Logo
Aktuell Theater

Allein in einer fremden Welt

Flüchtlingsdrama »Fly Ganymed« in Stuttgart

Adeline Johanna Rüss (Bub) und Anniek Vetter (Mädchen) in einer Szene aus »Fly Ganymed«. FOTO: BJÖRN KLEIN/STAATSTHEATER
Adeline Johanna Rüss (Bub) und Anniek Vetter (Mädchen) in einer Szene aus »Fly Ganymed«. Foto: BJÖRN KLEIN/STAATSTHEATER
Adeline Johanna Rüss (Bub) und Anniek Vetter (Mädchen) in einer Szene aus »Fly Ganymed«.
Foto: BJÖRN KLEIN/STAATSTHEATER

STUTTGART. Bis »Pushback« zum Unwort des Jahres wurde, hatten wir sie über der Pandemie schon fast vergessen, die Flüchtlinge aus Bürgerkriegsgebieten, die im sicheren Europa Zuflucht suchen. Hier ist es ein neunjähriger Junge, den seine Familie, versteckt in riesigen Stahlrohren auf einem Lkw, nach Deutschland schickt, weil sein Dorf in Schutt und Asche liegt. Einen Namen hat er nicht, »Mimit« steht in seinem gefälschten Pass, aus Afghanistan stammt er wohl und will eigentlich gar nicht weg von seiner Ziege und aus seinen Bergen.

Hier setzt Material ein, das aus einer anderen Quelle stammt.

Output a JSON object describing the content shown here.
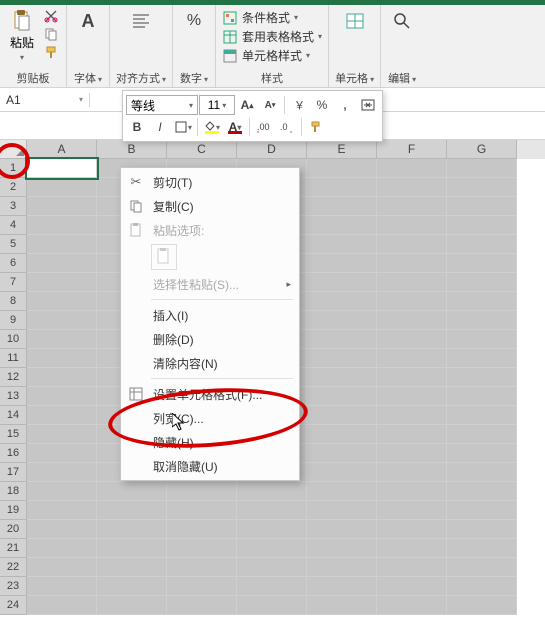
{
  "ribbon": {
    "clipboard": {
      "label": "剪贴板",
      "paste": "粘贴"
    },
    "font": {
      "label": "字体"
    },
    "alignment": {
      "label": "对齐方式"
    },
    "number": {
      "label": "数字"
    },
    "styles": {
      "label": "样式",
      "conditional": "条件格式",
      "formatTable": "套用表格格式",
      "cellStyles": "单元格样式"
    },
    "cells": {
      "label": "单元格"
    },
    "editing": {
      "label": "编辑"
    }
  },
  "mini": {
    "font": "等线",
    "size": "11",
    "bold": "B",
    "italic": "I",
    "percent": "%",
    "comma": ","
  },
  "namebox": {
    "value": "A1"
  },
  "columns": [
    "A",
    "B",
    "C",
    "D",
    "E",
    "F",
    "G"
  ],
  "rowcount": 24,
  "ctx": {
    "cut": "剪切(T)",
    "copy": "复制(C)",
    "pasteOptions": "粘贴选项:",
    "pasteSpecial": "选择性粘贴(S)...",
    "insert": "插入(I)",
    "delete": "删除(D)",
    "clear": "清除内容(N)",
    "formatCells": "设置单元格格式(F)...",
    "columnWidth": "列宽(C)...",
    "hide": "隐藏(H)",
    "unhide": "取消隐藏(U)"
  }
}
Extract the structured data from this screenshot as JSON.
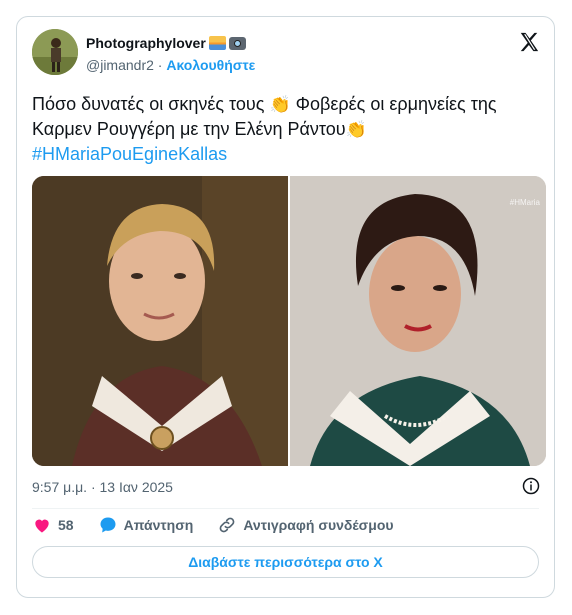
{
  "author": {
    "display_name": "Photographylover",
    "handle": "@jimandr2",
    "separator": "·",
    "follow_label": "Ακολουθήστε"
  },
  "tweet": {
    "text_part1": "Πόσο δυνατές οι σκηνές τους",
    "text_part2": "Φοβερές οι ερμηνείες της Καρμεν Ρουγγέρη με την Ελένη Ράντου",
    "hashtag": "#HMariaPouEgineKallas",
    "timestamp": "9:57 μ.μ. · 13 Ιαν 2025",
    "watermark": "#HMaria"
  },
  "actions": {
    "like_count": "58",
    "reply_label": "Απάντηση",
    "copy_link_label": "Αντιγραφή συνδέσμου"
  },
  "read_more_label": "Διαβάστε περισσότερα στο X",
  "icons": {
    "like": "heart-icon",
    "reply": "speech-bubble-icon",
    "copy": "link-icon",
    "info": "info-icon",
    "brand": "x-logo-icon"
  },
  "colors": {
    "accent": "#1d9bf0",
    "like": "#f91880",
    "muted": "#536471",
    "border": "#cfd9de"
  }
}
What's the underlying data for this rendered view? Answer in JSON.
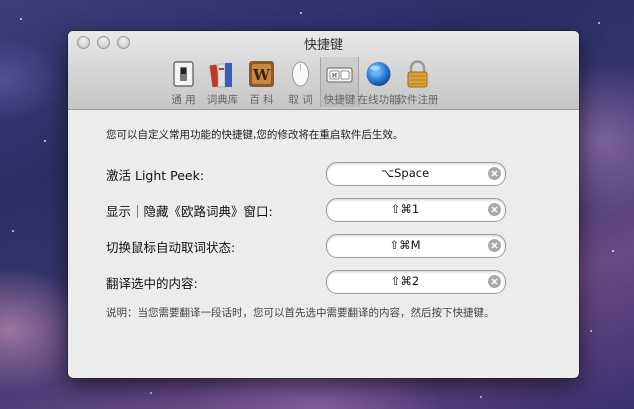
{
  "window": {
    "title": "快捷键"
  },
  "toolbar": {
    "items": [
      {
        "label": "通 用",
        "icon": "general-switch-icon",
        "selected": false
      },
      {
        "label": "词典库",
        "icon": "dictionary-books-icon",
        "selected": false
      },
      {
        "label": "百 科",
        "icon": "wikipedia-icon",
        "selected": false
      },
      {
        "label": "取 词",
        "icon": "mouse-icon",
        "selected": false
      },
      {
        "label": "快捷键",
        "icon": "keyboard-icon",
        "selected": true
      },
      {
        "label": "在线功能",
        "icon": "globe-icon",
        "selected": false
      },
      {
        "label": "软件注册",
        "icon": "padlock-icon",
        "selected": false
      }
    ]
  },
  "content": {
    "intro": "您可以自定义常用功能的快捷键,您的修改将在重启软件后生效。",
    "shortcuts": [
      {
        "label": "激活 Light Peek:",
        "value": "⌥Space"
      },
      {
        "label": "显示｜隐藏《欧路词典》窗口:",
        "value": "⇧⌘1"
      },
      {
        "label": "切换鼠标自动取词状态:",
        "value": "⇧⌘M"
      },
      {
        "label": "翻译选中的内容:",
        "value": "⇧⌘2"
      }
    ],
    "note": "说明：当您需要翻译一段话时，您可以首先选中需要翻译的内容，然后按下快捷键。"
  },
  "colors": {
    "accent_blue": "#2a7bd8",
    "lock_gold": "#d8a23a"
  }
}
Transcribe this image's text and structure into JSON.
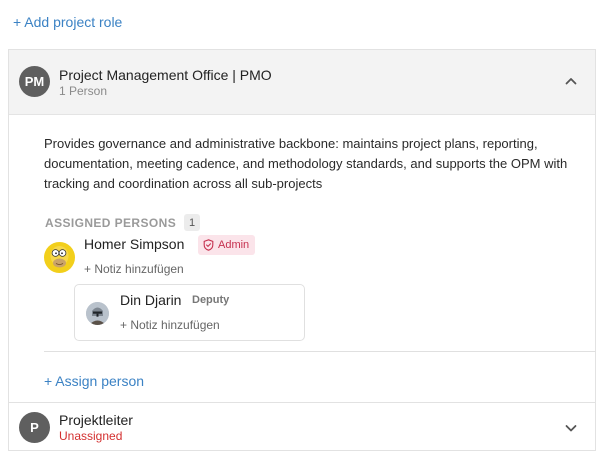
{
  "add_project_role": "+ Add project role",
  "roles": [
    {
      "initials": "PM",
      "title": "Project Management Office | PMO",
      "subtitle": "1 Person",
      "description": "Provides governance and administrative backbone: maintains project plans, reporting, documentation, meeting cadence, and methodology standards, and supports the OPM with tracking and coordination across all sub-projects",
      "assigned_label": "ASSIGNED PERSONS",
      "assigned_count": "1",
      "primary_person": {
        "name": "Homer Simpson",
        "badge": "Admin",
        "note_link": "+ Notiz hinzufügen"
      },
      "deputy_person": {
        "name": "Din Djarin",
        "tag": "Deputy",
        "note_link": "+ Notiz hinzufügen"
      },
      "assign_person": "+ Assign person"
    },
    {
      "initials": "P",
      "title": "Projektleiter",
      "subtitle": "Unassigned"
    }
  ],
  "colors": {
    "link": "#3b82c4",
    "admin_badge_bg": "#fbe4ea",
    "admin_badge_fg": "#c6304f",
    "unassigned": "#d32f2f"
  },
  "icons": {
    "collapse": "chevron-up-icon",
    "expand": "chevron-down-icon",
    "admin": "shield-icon"
  }
}
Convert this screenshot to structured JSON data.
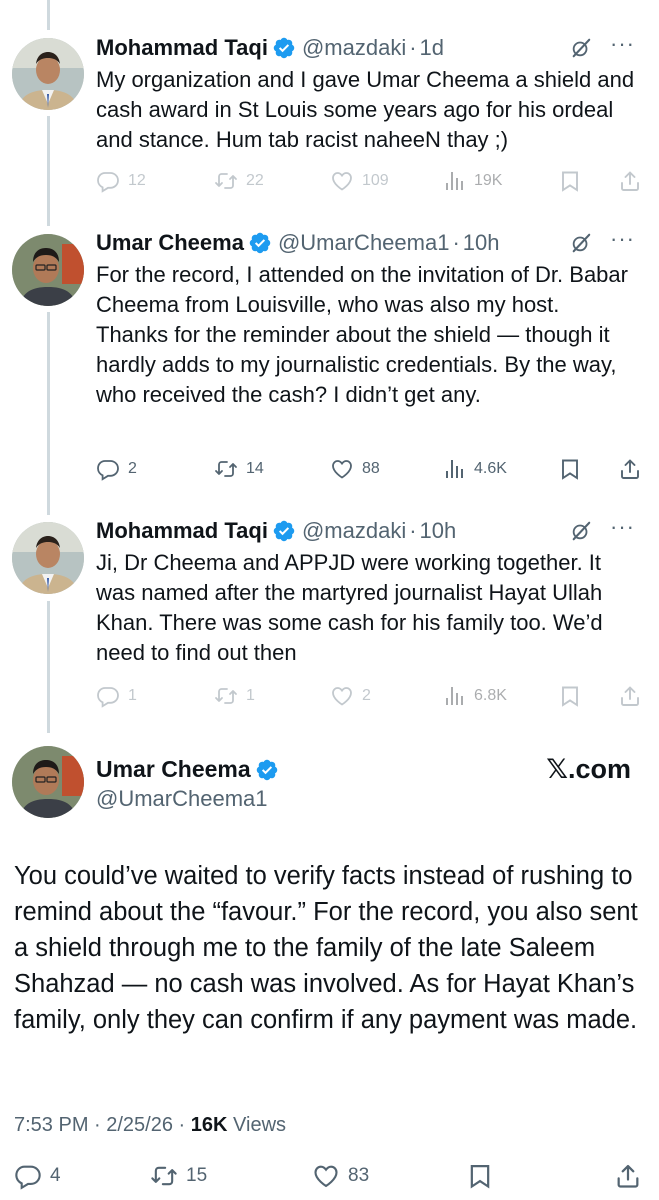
{
  "tweets": [
    {
      "name": "Mohammad Taqi",
      "handle": "@mazdaki",
      "time": "1d",
      "text": "My organization and I gave Umar Cheema a shield and cash award in St Louis some years ago for his ordeal and stance. Hum tab racist naheeN thay ;)",
      "replies": "12",
      "reposts": "22",
      "likes": "109",
      "views": "19K",
      "avatar": "avatar-mohammad-taqi"
    },
    {
      "name": "Umar Cheema",
      "handle": "@UmarCheema1",
      "time": "10h",
      "text": "For the record, I attended on the invitation of Dr. Babar Cheema from Louisville, who was also my host. Thanks for the reminder about the shield — though it hardly adds to my journalistic credentials. By the way, who received the cash? I didn’t get any.",
      "replies": "2",
      "reposts": "14",
      "likes": "88",
      "views": "4.6K",
      "avatar": "avatar-umar-cheema"
    },
    {
      "name": "Mohammad Taqi",
      "handle": "@mazdaki",
      "time": "10h",
      "text": "Ji, Dr Cheema and APPJD were working together. It was named after the martyred journalist Hayat Ullah Khan. There was some cash for his family too. We’d need to find out then",
      "replies": "1",
      "reposts": "1",
      "likes": "2",
      "views": "6.8K",
      "avatar": "avatar-mohammad-taqi"
    }
  ],
  "main_tweet": {
    "name": "Umar Cheema",
    "handle": "@UmarCheema1",
    "source_label": "𝕏.com",
    "text": "You could’ve waited to verify facts instead of rushing to remind about the “favour.” For the record, you also sent a shield through me to the family of the late Saleem Shahzad — no cash was involved. As for Hayat Khan’s family, only they can confirm if any payment was made.",
    "timestamp": "7:53 PM · 2/25/26 · ",
    "views_count": "16K",
    "views_label": " Views",
    "replies": "4",
    "reposts": "15",
    "likes": "83"
  },
  "separator": "·",
  "more_label": "···",
  "colors": {
    "verified": "#1d9bf0",
    "muted": "#536471",
    "text": "#0f1419",
    "thread_line": "#cfd9de"
  }
}
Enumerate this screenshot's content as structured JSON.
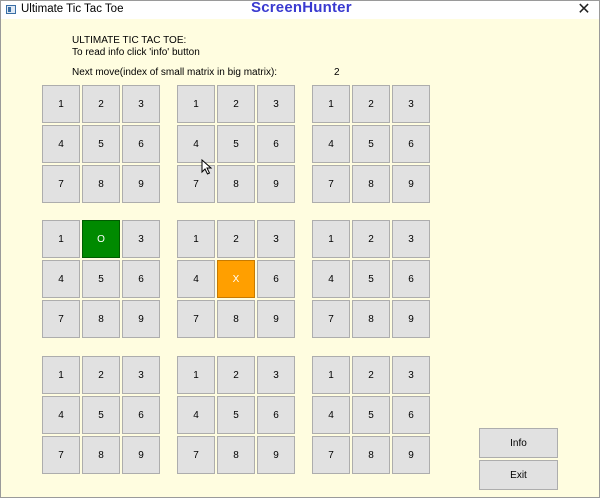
{
  "window": {
    "title": "Ultimate Tic Tac Toe",
    "watermark": "ScreenHunter",
    "close_glyph": "✕"
  },
  "info": {
    "line1": "ULTIMATE TIC TAC TOE:",
    "line2": "To read info click 'info' button",
    "next_move_label": "Next move(index of small matrix in big matrix):",
    "next_move_value": "2"
  },
  "boards": [
    {
      "cells": [
        "1",
        "2",
        "3",
        "4",
        "5",
        "6",
        "7",
        "8",
        "9"
      ]
    },
    {
      "cells": [
        "1",
        "2",
        "3",
        "4",
        "5",
        "6",
        "7",
        "8",
        "9"
      ]
    },
    {
      "cells": [
        "1",
        "2",
        "3",
        "4",
        "5",
        "6",
        "7",
        "8",
        "9"
      ]
    },
    {
      "cells": [
        "1",
        "O",
        "3",
        "4",
        "5",
        "6",
        "7",
        "8",
        "9"
      ]
    },
    {
      "cells": [
        "1",
        "2",
        "3",
        "4",
        "X",
        "6",
        "7",
        "8",
        "9"
      ]
    },
    {
      "cells": [
        "1",
        "2",
        "3",
        "4",
        "5",
        "6",
        "7",
        "8",
        "9"
      ]
    },
    {
      "cells": [
        "1",
        "2",
        "3",
        "4",
        "5",
        "6",
        "7",
        "8",
        "9"
      ]
    },
    {
      "cells": [
        "1",
        "2",
        "3",
        "4",
        "5",
        "6",
        "7",
        "8",
        "9"
      ]
    },
    {
      "cells": [
        "1",
        "2",
        "3",
        "4",
        "5",
        "6",
        "7",
        "8",
        "9"
      ]
    }
  ],
  "board_order": [
    "top-left",
    "top-middle",
    "top-right",
    "middle-left",
    "middle-middle",
    "middle-right",
    "bottom-left",
    "bottom-middle",
    "bottom-right"
  ],
  "colors": {
    "background": "#fffde0",
    "o_mark": "#008a00",
    "x_mark": "#ff9f00",
    "title_watermark": "#3a3ad0"
  },
  "buttons": {
    "info_label": "Info",
    "exit_label": "Exit"
  }
}
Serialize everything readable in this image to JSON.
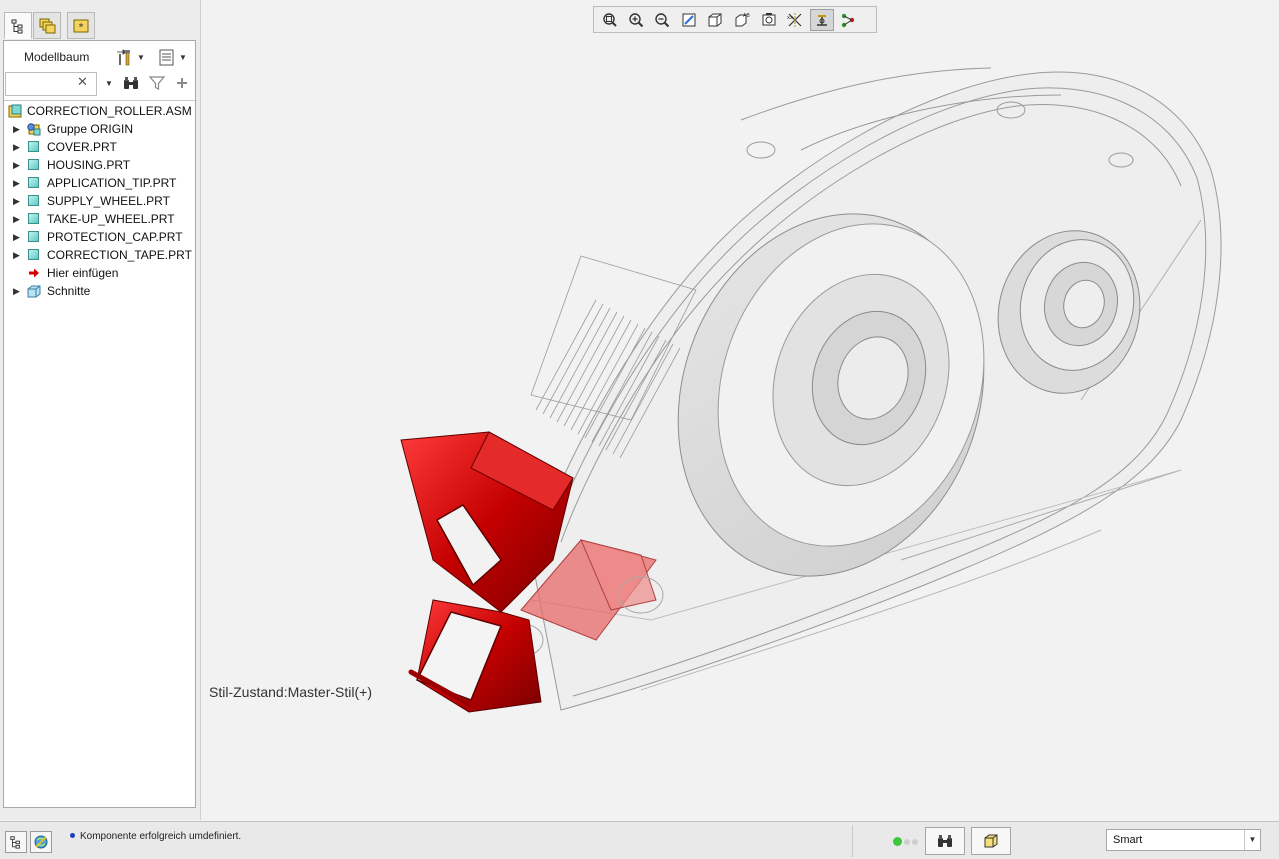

In Zusammenarbeit mit dem Studiengang Figurentheater an der Stuttgarter Hochschule für Musik und Darstellende Kunst zeigt das Staatsschauspiel das rührende, wenngleich ein wenig zu gesprächige Stück »Fly Ganymed« des österreichischen Autors Paul Hochgatterer. Uraufgeführt wurde es 2012 in Wien, der damalige Puppenspieler Nikolaus Habjan wird inzwischen an den großen Bühnen herumgereicht und führt nun im Stuttgarter Kammertheater selbst Regie.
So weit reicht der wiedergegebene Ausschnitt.